Quelques notes peu rédigées (parce que j'ai la flemme et c'est tout) au sujet de Melancholia.
• La mère boomeuse jouée par Charlotte Rampling, qui affirme au cours de son discours, censé être bienveillant, sa haine du mariage, en humiliant, rabrouant, démolissant ses gosses au passage. Je n'ai jamais vu ça dans aucun autre film : cette haine de la vie chez ceux-là mêmes qui nous ont conçus. Cette haine de tout engagement et donc toute contrainte, ce haine des traditions et de tout ce qui rythme la vie humaine depuis la nuit des temps, cette haine de tout ce qui est sans doute un peu kitsch, un peu ridicule, mais qui consiste à nier la misère fondamentale dans laquelle nous nous trouvons. Les boomers sont à la fois de grands enfants, et des contempteurs glaciaux, démoniaques, de la vie humaine et de ses réalités. De grands enfants et des vieillards impitoyables à la fois. Ils sont la mort et rien ne sera possible avant que le dernier d'entre eux n'ait expiré. Cette libération n'arrive pas, ceci dit, dans le film ; c'est bel et bien la mort qui gagne.
• Le personnage joué par Kirsten Dunst me fait penser à F... dans le genre "fille pas fiable" – je dis bien fille et pas femme ; ces spécimens-là ne deviennent jamais des femmes, elles restent à jamais des filles, dans tous les sens du terme : des petites filles et des putains. Fille pas fiable, donc, dont les humeurs extrêmes et changeantes, dont l'irrationalité totale menace toute normalité, toute vie stable, tout projet. Et le mari, brave con, qui attend, attend, attend qu'elle veuille bien lui adresser un regard. Et qui sait dès le début, au fond de lui, qu'il espère pour rien et que tout va lamentablement échouer, qu'il est un dindon de la farce consentant. J'ai été cet homme-là.
• L'incapacité complète à être heureuse de Justine (Kirsten Dunst). L'incapacité à faire semblant, à faire des efforts, et à retenir un tant soit peu les gens autour de soi. Je la comprends et l'ai connue aussi. Et cette paralysie lors des ruptures, qui semble être de la froideur alors qu'elle n'est qu'une pétrification d'horreur, en attendant la délivrance ; car si les ruptures sont déchirantes, le néant qui va suivre a un air reposant, attirant, si simple.
• Le spectacle de la saloperie morale bourgeoise / patronale. La violence derrière les sourires, les costumes. Les boîtes à fric, les pays de salauds genre Benelux. Le personnage du patron m'a fait penser immédiatement à ces luxos ou ces belges, je ne sais plus, que j'avais vus à un mariage chic en 2014. Ils dégageaient une puanteur morale insoutenable, une puanteur de fric.

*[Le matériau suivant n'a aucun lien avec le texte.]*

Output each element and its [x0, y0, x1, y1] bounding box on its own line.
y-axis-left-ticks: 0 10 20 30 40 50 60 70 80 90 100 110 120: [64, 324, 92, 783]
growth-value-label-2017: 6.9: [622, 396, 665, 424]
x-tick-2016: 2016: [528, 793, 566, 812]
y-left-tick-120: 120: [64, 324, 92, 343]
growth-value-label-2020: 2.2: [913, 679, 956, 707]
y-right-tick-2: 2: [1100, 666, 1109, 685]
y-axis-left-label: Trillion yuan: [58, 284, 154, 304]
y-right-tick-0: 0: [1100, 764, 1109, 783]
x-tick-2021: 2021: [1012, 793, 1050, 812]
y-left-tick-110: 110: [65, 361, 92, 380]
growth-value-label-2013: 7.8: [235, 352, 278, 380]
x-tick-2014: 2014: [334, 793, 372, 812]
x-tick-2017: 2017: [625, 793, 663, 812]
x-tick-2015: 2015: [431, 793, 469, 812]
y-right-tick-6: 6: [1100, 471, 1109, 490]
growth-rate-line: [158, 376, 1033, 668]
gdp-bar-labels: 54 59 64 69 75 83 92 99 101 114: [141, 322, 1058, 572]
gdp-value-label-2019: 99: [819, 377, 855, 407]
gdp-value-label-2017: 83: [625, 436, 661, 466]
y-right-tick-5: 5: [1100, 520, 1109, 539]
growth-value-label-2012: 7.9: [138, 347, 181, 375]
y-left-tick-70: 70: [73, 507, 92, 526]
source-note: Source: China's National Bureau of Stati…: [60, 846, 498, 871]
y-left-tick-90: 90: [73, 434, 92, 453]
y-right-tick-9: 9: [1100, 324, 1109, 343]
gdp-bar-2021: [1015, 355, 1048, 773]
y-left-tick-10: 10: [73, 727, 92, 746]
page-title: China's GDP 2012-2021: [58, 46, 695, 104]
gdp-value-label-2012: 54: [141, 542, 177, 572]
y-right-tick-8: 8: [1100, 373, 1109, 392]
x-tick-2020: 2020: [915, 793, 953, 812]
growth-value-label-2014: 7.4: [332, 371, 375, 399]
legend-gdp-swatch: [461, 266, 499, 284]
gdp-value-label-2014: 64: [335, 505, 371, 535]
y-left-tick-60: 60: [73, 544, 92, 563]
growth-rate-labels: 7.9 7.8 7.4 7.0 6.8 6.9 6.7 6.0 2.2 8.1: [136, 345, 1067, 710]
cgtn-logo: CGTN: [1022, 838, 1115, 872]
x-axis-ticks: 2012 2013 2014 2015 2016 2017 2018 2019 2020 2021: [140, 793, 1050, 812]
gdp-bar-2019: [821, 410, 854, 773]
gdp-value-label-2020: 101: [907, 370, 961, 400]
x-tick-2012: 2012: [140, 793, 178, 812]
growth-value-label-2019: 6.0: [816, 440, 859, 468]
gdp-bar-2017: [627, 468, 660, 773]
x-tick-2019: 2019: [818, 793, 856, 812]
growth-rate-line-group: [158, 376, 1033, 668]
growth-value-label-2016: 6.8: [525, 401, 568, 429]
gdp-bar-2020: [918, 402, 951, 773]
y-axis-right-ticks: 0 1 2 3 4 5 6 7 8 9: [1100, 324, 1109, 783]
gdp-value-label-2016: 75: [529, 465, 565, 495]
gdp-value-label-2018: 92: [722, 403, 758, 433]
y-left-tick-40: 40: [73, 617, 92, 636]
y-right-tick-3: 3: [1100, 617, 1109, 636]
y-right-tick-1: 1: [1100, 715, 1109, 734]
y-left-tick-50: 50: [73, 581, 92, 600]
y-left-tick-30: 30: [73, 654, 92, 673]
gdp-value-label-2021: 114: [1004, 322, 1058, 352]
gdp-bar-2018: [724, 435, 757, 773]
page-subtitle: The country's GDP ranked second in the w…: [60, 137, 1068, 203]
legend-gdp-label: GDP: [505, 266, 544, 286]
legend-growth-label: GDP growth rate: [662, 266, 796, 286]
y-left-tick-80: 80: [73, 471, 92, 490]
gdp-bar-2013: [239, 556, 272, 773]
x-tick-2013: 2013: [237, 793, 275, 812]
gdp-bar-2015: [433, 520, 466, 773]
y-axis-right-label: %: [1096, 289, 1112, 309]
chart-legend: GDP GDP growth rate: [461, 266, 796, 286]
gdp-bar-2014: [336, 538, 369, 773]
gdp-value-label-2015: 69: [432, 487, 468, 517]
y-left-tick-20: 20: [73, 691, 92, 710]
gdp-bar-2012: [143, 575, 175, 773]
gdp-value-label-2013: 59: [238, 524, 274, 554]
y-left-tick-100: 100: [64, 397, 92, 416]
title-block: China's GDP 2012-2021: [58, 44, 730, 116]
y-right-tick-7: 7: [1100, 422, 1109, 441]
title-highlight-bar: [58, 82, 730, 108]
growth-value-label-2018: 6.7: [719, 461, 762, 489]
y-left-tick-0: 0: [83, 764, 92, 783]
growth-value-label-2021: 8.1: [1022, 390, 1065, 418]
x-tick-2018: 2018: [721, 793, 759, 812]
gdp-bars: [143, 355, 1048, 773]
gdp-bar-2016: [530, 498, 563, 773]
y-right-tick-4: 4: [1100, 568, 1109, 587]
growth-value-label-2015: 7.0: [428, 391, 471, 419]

• Cette planète qui heurte la Terre constitue la fin la plus stupide, la plus dénuée de sens, la plus sortie de nulle part, et donc la plus terrifiante qui soit, pour l'humanité. Même une apocalypse nucléaire, si absurde soit-elle, reste une consolation dans la mesure où elle est le produit de notre propre comportement, elle est interprétable comme un châtiment collectif, ou le crime d'un fou. La destruction de la Terre par la planète Melancholia n'est pas interprétable.
• Charlotte Gainsbourg, la juive, révoltée par cette fin religieusement absurde d'un point de vue judéo-chrétien ; Dieu n'avait rien annoncé d'aussi terrible. À l'inverse il y a Kirsten Dunst, la païenne, qui prend des bains nue dehors au clair de lune, sur du Wagner, et pour qui cette fin cataclysmique est peut-être religieusement plus acceptable ; les lois de la nature dominent et l'Homme n'est pas le centre de l'univers.
• Mais derrière cette dichotomie (qui n'existe que dans mon interprétation du casting, et peut-être dans les intentions de Lars von Trier) se cache le triomphe, la victoire par hérédité de maman Rampling. "La vie sur Terre est mauvaise" dit, texto ou en substance, je ne sais plus, Justine à sa soeur, pour la convaincre que l'arrivée de Melancholia est une bonne chose. La vie est mauvaise, le mariage et la reproduction sont mauvais, le bonheur est sans objet, l'avortement et l'euthanasie sont bons car la mort est bonne. Les boomers gagnent et le monde finit avec eux.